Research

I mainly work in metaphysics and the philosophy of science with a focus on two main areas. First, I study the metaphysical underpinnings of scientific explanations, in particular how explanatory notions, such as causation, laws of nature, and counterfactual dependence, fit into the world as described by our best physics.

Second, I use scientifically-informed notions of these phenomena to examine how they bear on issues of genuine human concern, such as free will, personal identity, and rational decision-making. Recently, I have also worked on the metaphysics of causation more generally, as well as on questions about (im)mortality.

Publications

“Causation, Physics, and Fit” (2017) Synthese 194 (6): 1945–1965.

“Boltzmannian Immortality” (2017) Erkenntnis 82 (4): 761–776.

“The Asymmetry of Counterfactual Dependence” (2017) Philosophy of Science 84 (3): 436–455.

“Die Richtung der Zeit” (2017) Handbuch der Metaphysik, Stuttgart: Metzler, 256–261.

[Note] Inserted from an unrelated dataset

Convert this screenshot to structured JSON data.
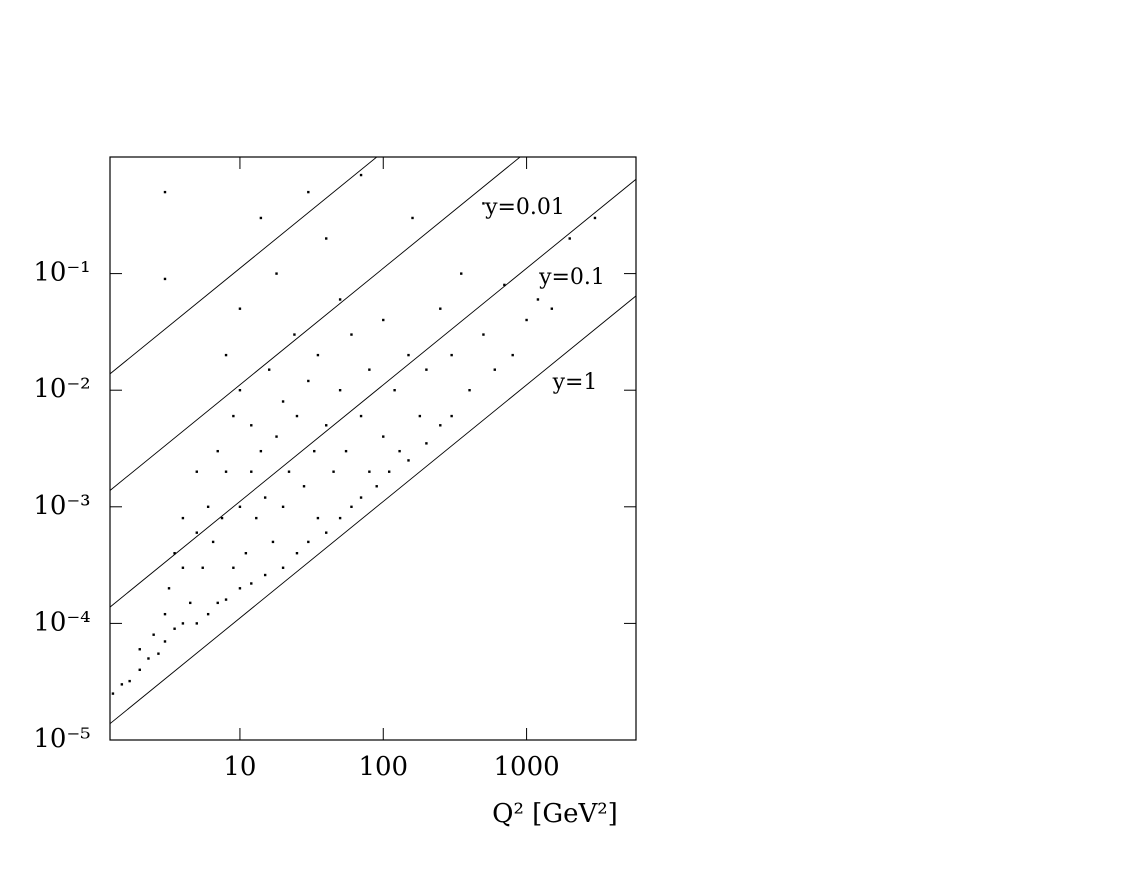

“Causes as Difference-Makers for Processes” (2017) Philosophy and Phenomenological Research, DOI: 10.1111/phpr.12424.

“Fundamentality and Time’s Arrow” (2018) Philosophy of Science 85: 483–500.

“Making Best Systems Best for us” (2018) Synthese, DOI: 10.1007/s11229-018-1829-1 (with S. Jaag).

“Freier Wille und Naturgesetze: Überlegungen zum Konsequenzargument” (2019) in: Stosch et al.(eds.), Streit um die Freiheit. Paderborn: Schöningh (with A. Hüttemann).

“What Humeans Should Say about Tied Best Systems” (forthcoming) Analysis (with S. Jaag).

“Humean Laws and (nested) Counterfactuals” (forthcoming) Philosophical Quarterly (with S. Jaag).

Dissertation | “Causation and other Asymmetries in Time”

A central problem in the metaphysics of causation is how to reconcile the evident time-asymmetry of causation with our best physics. We think that causation is temporally directed from past to future, yet fundamental physics describes our world in terms of dynamical laws that are (small exceptions aside) time-symmetric. In my dissertation, I argue that the right response to this mismatch is to accept that causation operates in both temporal directions.

Causation is too central to our everyday and scientific reasoning to be eliminated from our metaphysics. At the same time, there is no suitable physical time-asymmetry to underwrite its temporal direction. Instead, I argue that fundamental physics shows that the familiar causal relations in the forward direction are only a subset of a more pervasive physical phenomenon that also has instances in the backward direction. Such a view of causation can still do all the work we want causation to do, in particular in furnishing a theory of explanation and agency. In fact, it not only provides a more scientifically informed understanding of the causal structure of our world, but it also sheds new light on why we cannot control the past and why earlier events explain later events but not vice versa.